In 1981, when Mr. Wheeler bought TVR, a maker of fast and relatively inexpensive sports cars with a passionate fan club, the only thing that linked him with TVR was that he drove one.
Mr. Wheeler, a chemical engineer from Sheffield, England, with no experience in the car industry who had made his money supplying specialized equipment to the North Sea oil industry, started designing and overseeing the production of several car models, including the Tuscan and the Chimaera, which were known for their finely tuned engines and extra-light bodywork.
The company then operated from a property in a residential area of Blackpool. Mr. Wheeler's aim was to shed the image of “plastic cars from Blackpool” and take on the likes of Porsche and Ferrari by improving his vehicles' engineering and using his keen intuition about the preferences of sports car buyers.
TVR was founded in the late 1940s by Trevor Wilkinson, who used three letters from his own first name for the company's moniker. While rivals like Aston Martin were bought by larger car makers, TVR survived as the last independent British car maker that largely made its own components.
But the business never really flourished until Mr. Wheeler took over, building about 40 cars a week by 1998 and making an annual profit of 2.6-million pounds at its peak, about $4.3-million (U.S.) at the time.
Mr. Samuelson, who worked at TVR for 11 years, until 2004, described Mr. Wheeler as “one of the last great innovators and mavericks of the British car industry.”
“He was the last person who was able to say, ‘I will design the car like I want to,'” Mr. Samuelson said.

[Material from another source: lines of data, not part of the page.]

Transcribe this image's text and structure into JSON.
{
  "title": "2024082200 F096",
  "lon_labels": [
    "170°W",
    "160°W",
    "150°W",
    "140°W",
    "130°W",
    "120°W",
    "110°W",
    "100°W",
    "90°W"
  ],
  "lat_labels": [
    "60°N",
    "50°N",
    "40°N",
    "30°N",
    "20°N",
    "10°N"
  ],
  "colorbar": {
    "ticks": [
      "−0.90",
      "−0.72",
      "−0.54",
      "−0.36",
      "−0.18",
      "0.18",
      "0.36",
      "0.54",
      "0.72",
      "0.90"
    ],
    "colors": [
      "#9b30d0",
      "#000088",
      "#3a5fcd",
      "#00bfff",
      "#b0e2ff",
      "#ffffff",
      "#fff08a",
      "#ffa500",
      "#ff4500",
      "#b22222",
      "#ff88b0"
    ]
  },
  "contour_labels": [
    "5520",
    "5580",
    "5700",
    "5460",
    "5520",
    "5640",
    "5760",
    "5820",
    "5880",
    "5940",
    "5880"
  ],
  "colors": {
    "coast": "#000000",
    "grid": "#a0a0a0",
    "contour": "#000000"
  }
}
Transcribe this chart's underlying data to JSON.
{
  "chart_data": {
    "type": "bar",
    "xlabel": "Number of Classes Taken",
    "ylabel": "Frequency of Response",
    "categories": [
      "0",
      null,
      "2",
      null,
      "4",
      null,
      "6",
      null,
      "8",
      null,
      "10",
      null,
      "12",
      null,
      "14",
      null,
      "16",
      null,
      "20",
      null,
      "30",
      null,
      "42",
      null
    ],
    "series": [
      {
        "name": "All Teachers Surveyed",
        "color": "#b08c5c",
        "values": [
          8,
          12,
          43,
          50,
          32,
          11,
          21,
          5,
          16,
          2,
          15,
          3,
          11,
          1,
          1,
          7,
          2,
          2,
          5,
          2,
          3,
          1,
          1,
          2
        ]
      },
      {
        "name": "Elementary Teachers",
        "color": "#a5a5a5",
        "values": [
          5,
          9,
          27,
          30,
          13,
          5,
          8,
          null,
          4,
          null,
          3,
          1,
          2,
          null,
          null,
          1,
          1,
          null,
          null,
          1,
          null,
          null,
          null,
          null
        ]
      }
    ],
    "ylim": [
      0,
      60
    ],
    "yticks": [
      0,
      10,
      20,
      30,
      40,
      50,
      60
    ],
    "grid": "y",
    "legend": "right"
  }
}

Legend has it that Mr. Wheeler's dog unwittingly did some of the designing. The shape of the Chimaera was said to be based on the results when Mr. Wheeler's dog bit off part of the front of a foam model.
Mr. Wheeler was proud of his designs. Mr. Samuelson remembers how Mr. Wheeler sent some TVR cars to Warner Brothers after Daffy Duck was drawn driving one in a Looney Tunes cartoon. Warner Brothers joked that TVR should change the colour of the black leather seats so that Daffy's black feathers would not disappear into them. Mr. Wheeler replied there was no way he would change the car.
“Change the duck,” he said.
A TVR also starred in the 2001 movie Swordfish , driven by John Travolta's character, a spy who steals billions of dollars from the government.
Mr. Wheeler pulled out of the American market in 1986 after being left with many unsold cars. He had been planning to start selling cars there again but that plan never came to fruition.
In 2004, he realized that new safety and environmental regulations and increasing competition would make business for his niche race cars increasingly difficult.
He opposed such laws, calling controls on carbon dioxide emissions “nonsense” and air bags “dangerous,” and in 2004 he sold the company to Nikolai Smolenski, a son of a Russian tycoon, who was then in his 20s. Mr. Smolenski lost control of the company in 2006 when it was taken over by bankruptcy administrators, and production stopped.
The sale of his company left Mr. Wheeler with enough money to allow him to pursue his passions of car racing and shooting. Even in his 60s, he was taking part in racing competitions, often beating drivers 40 years his junior.
He leaves his wife, Vicky, and three children.